Rohan mencoba mengingat cerita yang sering dia dengar. "Ibu Dwi, Pak. Kata ibu angkat saya, Ibu Dwi adalah warga sekitar sini yang merasa kasihan pada saya. Beliau membawa saya yang masih bayi ke panti untuk mendapatkan perawatan dan bantuan."
Kepala Desa tampak berpikir sejenak. Keningnya berkerut, matanya menatap ke atas seolah mencari sesuatu dalam ingatannya. "Nak Rohan," katanya pelan, "Ibu Dwi bukan warga sekitar sini. Beliau adalah adik dari Ibu Sarah, yang merupakan ibu kandung Anda."
Penjelasan itu membuat Rohan terdiam. Wajahnya menunjukkan kebingungan yang dalam. Bagaimana bisa seseorang yang dianggap warga biasa ternyata memiliki hubungan darah dengannya?
Melihat Rohan mulai kelelahan setelah perjalanan panjang, Pak Badrul memutuskan untuk menghentikan pembicaraan sementara. "Nak Rohan, Anda terlihat lelah. Istirahatlah dulu. Di lantai dua ada kamar kosong, Anda bisa menggunakannya," ujar Pak Badrul dengan nada ramah.
Rohan mengucapkan terima kasih sebelum naik ke kamar.
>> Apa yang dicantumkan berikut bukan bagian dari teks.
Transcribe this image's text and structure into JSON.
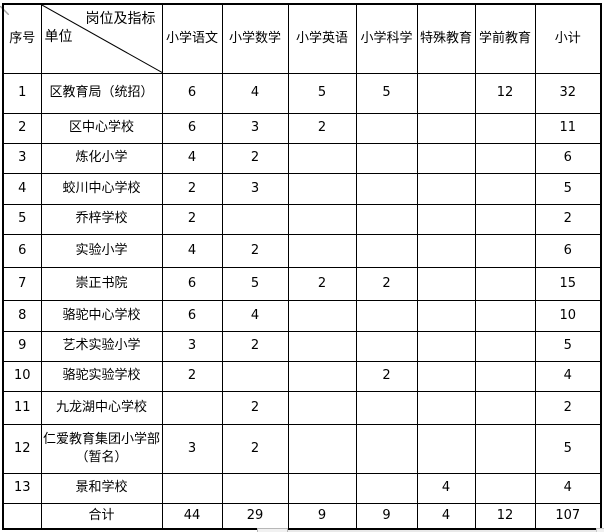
{
  "table": {
    "corner": {
      "serial_label": "序号",
      "top_label": "岗位及指标",
      "bottom_label": "单位"
    },
    "subject_columns": [
      "小学语文",
      "小学数学",
      "小学英语",
      "小学科学",
      "特殊教育",
      "学前教育",
      "小计"
    ],
    "rows": [
      {
        "no": "1",
        "unit": "区教育局（统招）",
        "values": [
          "6",
          "4",
          "5",
          "5",
          "",
          "12",
          "32"
        ]
      },
      {
        "no": "2",
        "unit": "区中心学校",
        "values": [
          "6",
          "3",
          "2",
          "",
          "",
          "",
          "11"
        ]
      },
      {
        "no": "3",
        "unit": "炼化小学",
        "values": [
          "4",
          "2",
          "",
          "",
          "",
          "",
          "6"
        ]
      },
      {
        "no": "4",
        "unit": "蛟川中心学校",
        "values": [
          "2",
          "3",
          "",
          "",
          "",
          "",
          "5"
        ]
      },
      {
        "no": "5",
        "unit": "乔梓学校",
        "values": [
          "2",
          "",
          "",
          "",
          "",
          "",
          "2"
        ]
      },
      {
        "no": "6",
        "unit": "实验小学",
        "values": [
          "4",
          "2",
          "",
          "",
          "",
          "",
          "6"
        ]
      },
      {
        "no": "7",
        "unit": "崇正书院",
        "values": [
          "6",
          "5",
          "2",
          "2",
          "",
          "",
          "15"
        ]
      },
      {
        "no": "8",
        "unit": "骆驼中心学校",
        "values": [
          "6",
          "4",
          "",
          "",
          "",
          "",
          "10"
        ]
      },
      {
        "no": "9",
        "unit": "艺术实验小学",
        "values": [
          "3",
          "2",
          "",
          "",
          "",
          "",
          "5"
        ]
      },
      {
        "no": "10",
        "unit": "骆驼实验学校",
        "values": [
          "2",
          "",
          "",
          "2",
          "",
          "",
          "4"
        ]
      },
      {
        "no": "11",
        "unit": "九龙湖中心学校",
        "values": [
          "",
          "2",
          "",
          "",
          "",
          "",
          "2"
        ]
      },
      {
        "no": "12",
        "unit": "仁爱教育集团小学部（暂名）",
        "values": [
          "3",
          "2",
          "",
          "",
          "",
          "",
          "5"
        ]
      },
      {
        "no": "13",
        "unit": "景和学校",
        "values": [
          "",
          "",
          "",
          "",
          "4",
          "",
          "4"
        ]
      }
    ],
    "total_row": {
      "no": "",
      "unit": "合计",
      "values": [
        "44",
        "29",
        "9",
        "9",
        "4",
        "12",
        "107"
      ]
    }
  },
  "colors": {
    "border": "#000000",
    "text": "#000000",
    "background": "#ffffff"
  }
}
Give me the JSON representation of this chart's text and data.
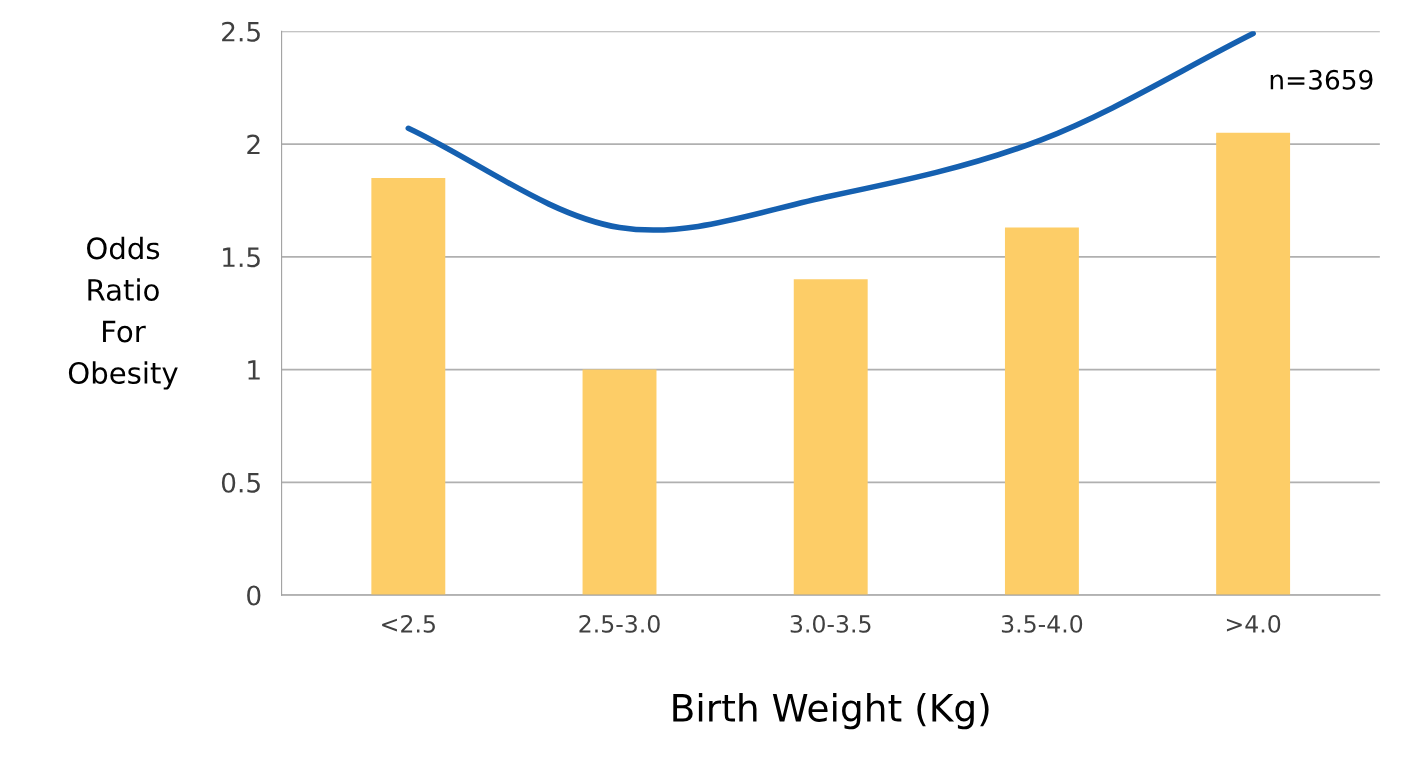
{
  "chart_data": {
    "type": "bar",
    "xlabel": "Birth Weight (Kg)",
    "ylabel": "Odds\nRatio\nFor\nObesity",
    "categories": [
      "<2.5",
      "2.5-3.0",
      "3.0-3.5",
      "3.5-4.0",
      ">4.0"
    ],
    "series": [
      {
        "color": "#fdcd67",
        "values": [
          1.85,
          1.0,
          1.4,
          1.63,
          2.05
        ]
      },
      {
        "type": "line",
        "color": "#1560b0",
        "values": [
          2.07,
          1.63,
          1.77,
          2.02,
          2.49
        ]
      }
    ],
    "ylim": [
      0,
      2.5
    ],
    "yticks": [
      0,
      0.5,
      1,
      1.5,
      2,
      2.5
    ],
    "grid": "y",
    "annotations": [
      "n=3659"
    ]
  }
}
Di dalam, dia duduk di tepi ranjang, pikirannya penuh dengan pertanyaan. Jika Ibu Dwi adalah adik dari ibu kandungnya, mengapa tidak ada yang pernah memberitahunya sebelumnya?
Berusaha mencari jawaban dalam pikirannya sendiri, Rohan akhirnya terbaring di tempat tidur. Namun, semua pertanyaan itu terasa semakin membingungkan. Perlahan, kelelahan menguasai tubuhnya, dan dia pun tertidur dengan pikiran yang masih penuh tanda tanya.
Sore harinya ada seseorang yang datang. Dengan kerudung dan baju daster serta badan yang berisi berlarian kecil menuju kamar Rohan. Dia terlihat senang manatap Rohan dan langsung memeluknya.
"Ternyata ini toh putra Pak Budi. Bagusmen wajahe," ucap orang itu dengan senyuman gembira.
Mereka berdua duduk, "Anu, simbok ki mbiyen akrab karo bapak ibumu. Saiki putrane wes gede. Mbiyen simbok seng rawat Nak Rohan nganti umur setahun."
Rohan tersenyum tidak menyangka kalau dulu dirawat oleh seseorang yang akan tatap muka langsung dengannya. Percakapan yang menggunakan bahasa daerah sekitar membuat Rohan tidak terlalu paham. Itu sebabnya Rohan menjawab dengan bahasa Indonesia.
"Baiklah, simbok..?"
"Simbok Tri. Tapi, Nak Rohan manggil simbok mawon."
"Gih."
Melihat ada kesempatan mengetahui orang tuanya dulu Rohan langsung bertanya, "Simbok, Rohan mau tanya boleh?"
"Tanya apa?"
"Dulu orang tua Rohan seperti apa?"
Simbok terdiam seperti mengingat masa lalu dimana orang tua Rohan masih hidup. Simbok tersenyum membuat Rohan memiliki firasat yang baik.
"Pak Budi, perwira bangsa gagah, gede, dhuwur lan wajahe bagus seperti Nak Rohan. Sifat becik lan seneng tetulung. Dari iku, warga senantiasa resik-resik omah iki. Mung niki seng iso gawe kenang-kenangan. Oh yo, kayane ono fotone. Sek ya, simbok golekke," Simbok pergi ke kamar sebelah dan mengambil sebuah foto album tersembunyi.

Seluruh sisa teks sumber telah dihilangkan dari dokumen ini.